Time Flies When You’re Having Fun

Happy New Year! This is a very delayed post to wrap up some more things about London but we had such a good time that it’d be sad not to tell you about it.

Not to use an easy cop-out but it really did feel like time simply flowed through our hands in London. There was always another fun thing to do, more great restaurants to try, friends to see, parks to explore, museums to visit – just like in New York, we left with a longer list of things to do than we arrived with! But we did manage to do quite a lot of the things we had on the original list so we still unfurled the “mission accomplished” banner with a smug grin.

We spent a rainy day in Greenwich to see the Cutty Sark and visit the Maritime museum.

We visited Highgate Cemetery to continue our tour of the “magnificent seven” and took a tour of the western part of the cemetery which is usually closed to the public but the more interesting part because it’s all overgrown and wild.

The eastern part is open to the public and houses some very famous figures like Karl Marx and Douglas Adams. A great place to stroll around in piece and quiet.

For an extended stroll, more of a long walk really, we took to the south bank and visited the Brunel museum which isn’t quite worth the trip even though the project of the Thames tunnel is very interesting. But the museum is tiny and doesn’t have much to show unfortunately. The tunnel itself isn’t accessible any longer because of construction work but maybe in the future it’ll become an option again, keep your fingers crossed. (Completely unrelated: for a much better quirky museum where you can spend hours, head to the Hunterian museum at the Royal College of Surgeons. It’s not for the overly squeamish but has all kinds of fascinating human and animal specimens/parts in jars and lets you watch videos of brain surgery and other crazy things. Another gem we discovered this time around: the Coultaurd Gallery at Somerset House. Well worth a visit and free on Monday mornings!)
Anyway, walking along the south bank we eventually made it to Tower Bridge which showed itself in its best light.
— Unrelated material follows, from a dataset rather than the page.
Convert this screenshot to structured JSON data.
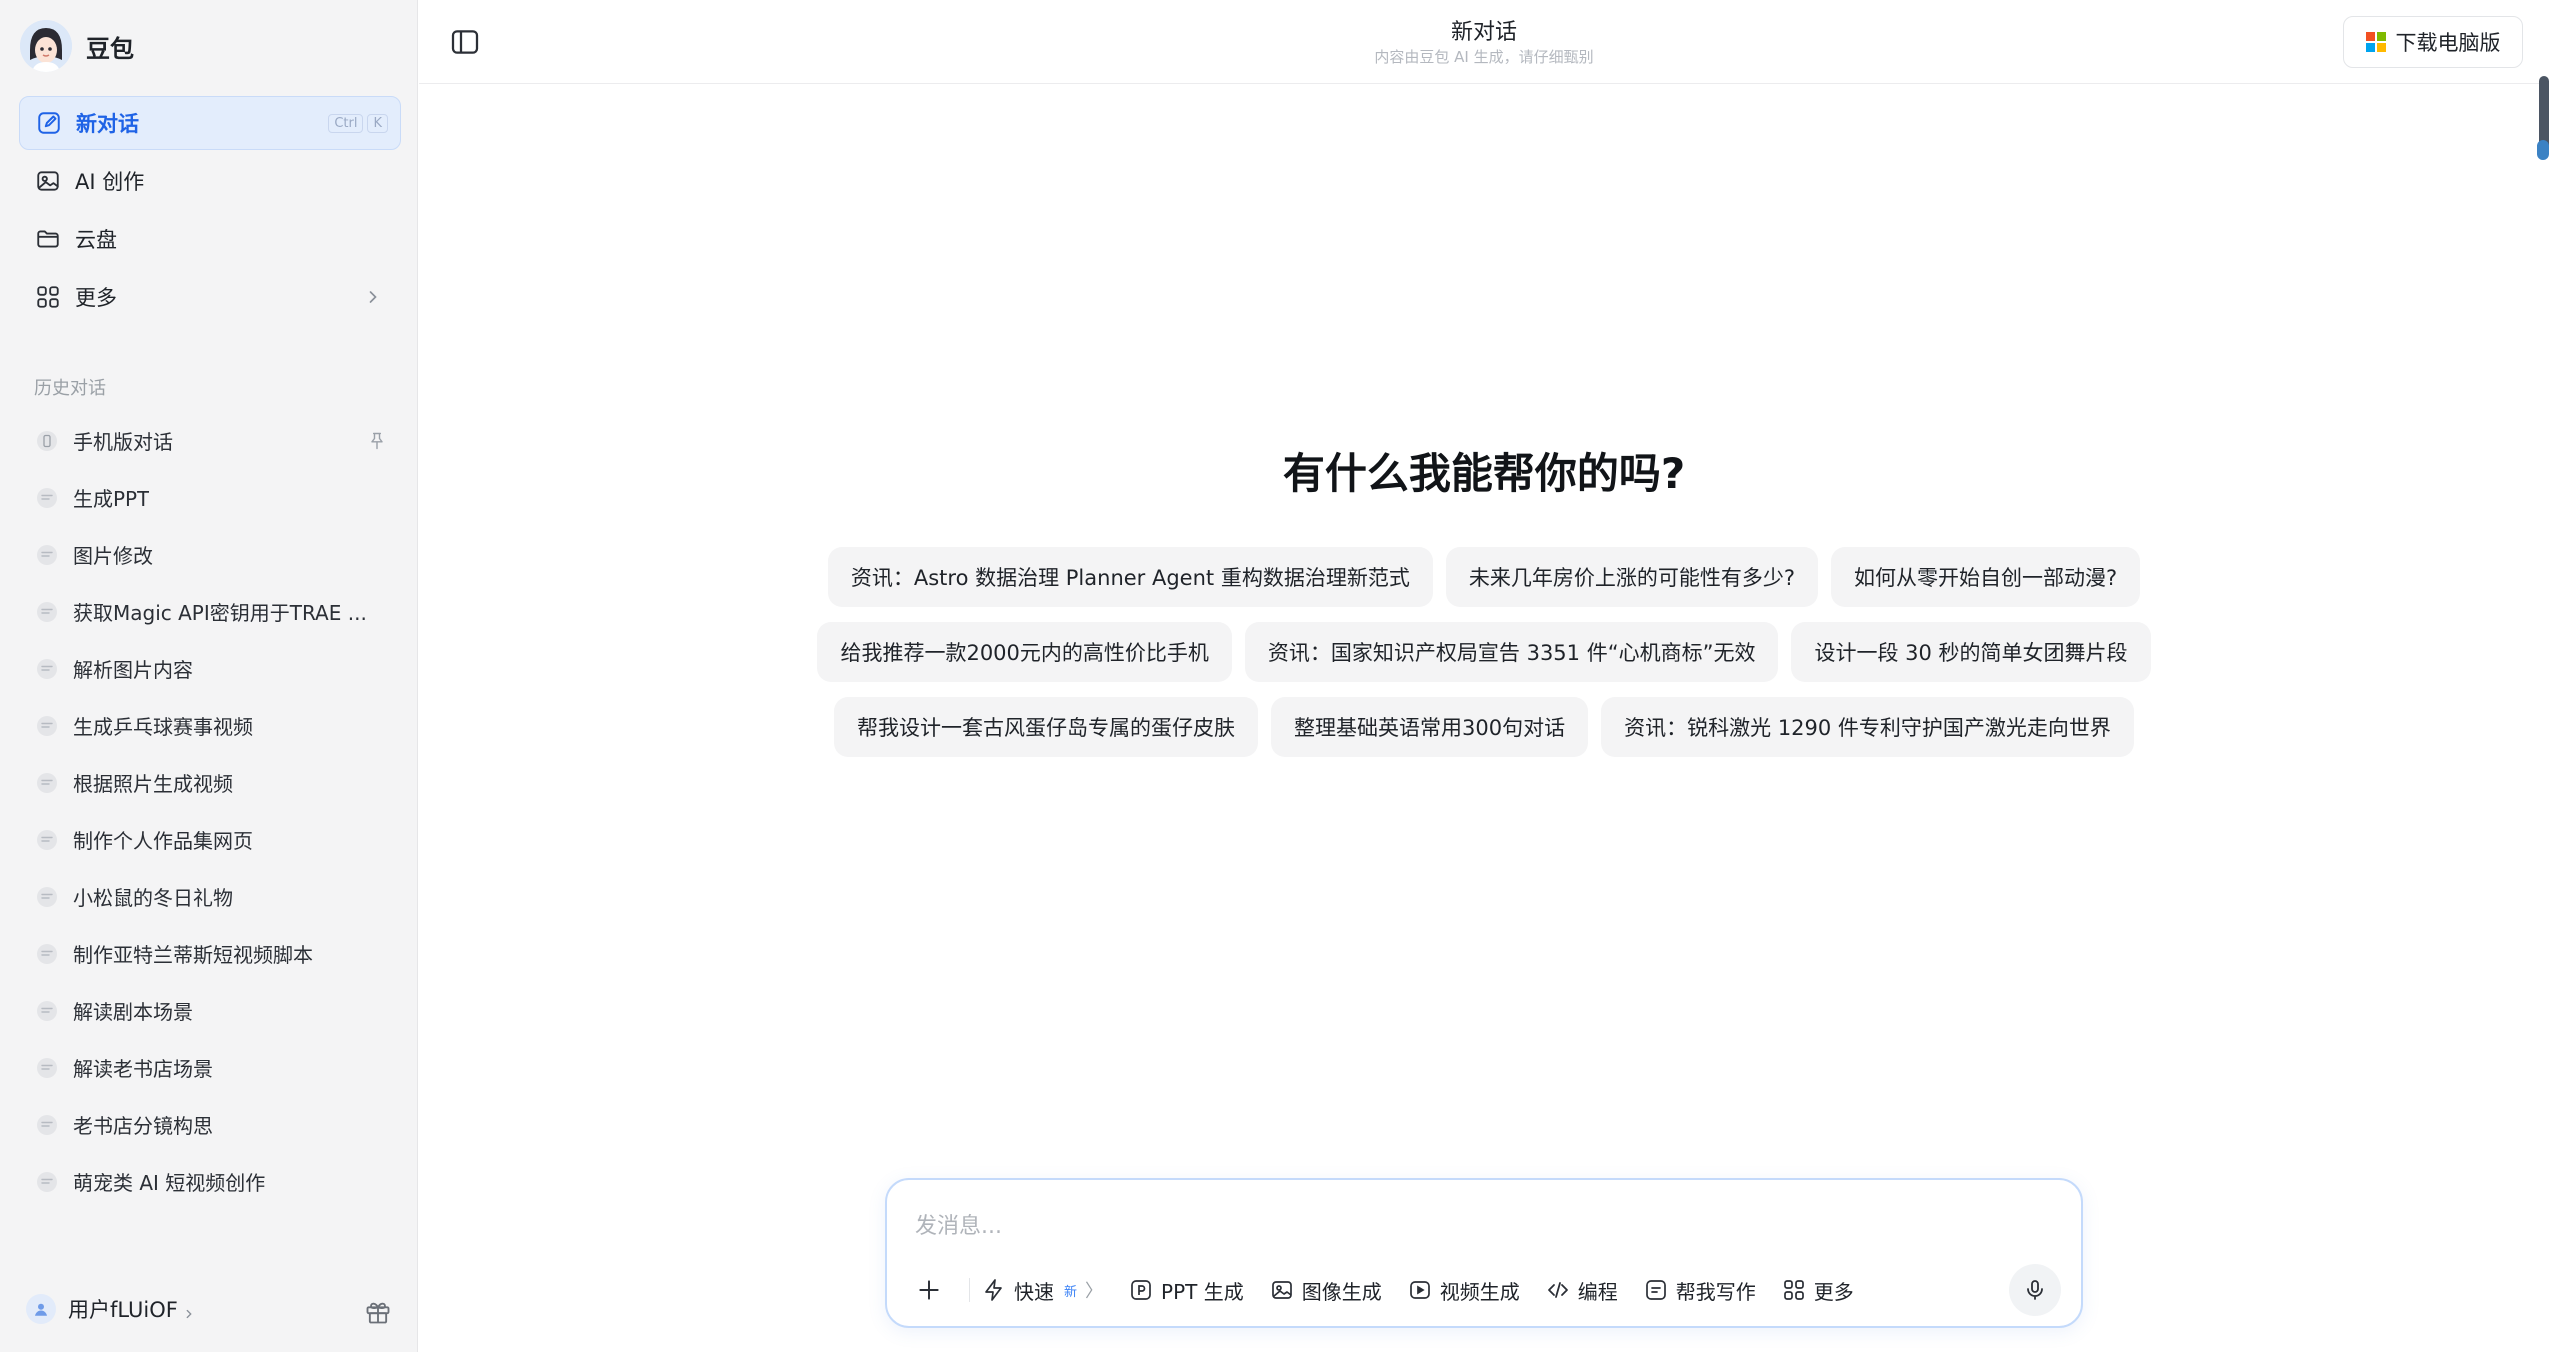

To round things up, we went to jail. Not the Tower – we did that back in August with the rest of the family – but Shawshank penitentiary. Have you heard of Secret Cinema? It’s an event organized on a grand scale around a movie. When you buy your tickets you don’t know what or where the movie will be (it’s secret, d’uh) but weeks ahead of the event you start receiving cryptic messages like a fake name and occupation, some background info on your character and the possible location of the screening. We figured that it had something to do with prohibition and the old south but didn’t figure out the Shawshank Redemption link until the very end so it was well done! (Or maybe we’re just slow…) They really go all out for the organization, hiring actors to play the ushers/wardens, giving you costumes (prison garb in our case), taking you to the secret location in old-fashioned busses, selling you “library cards” for secret liquor and food purchases – they really thought of everything. Because you have to give up all your personal belongings when you ‘go to jail’ I didn’t have my phone with me during the event but managed to take a couple of quick pictures afterwards of the place (an old boarding school somewhere in East London).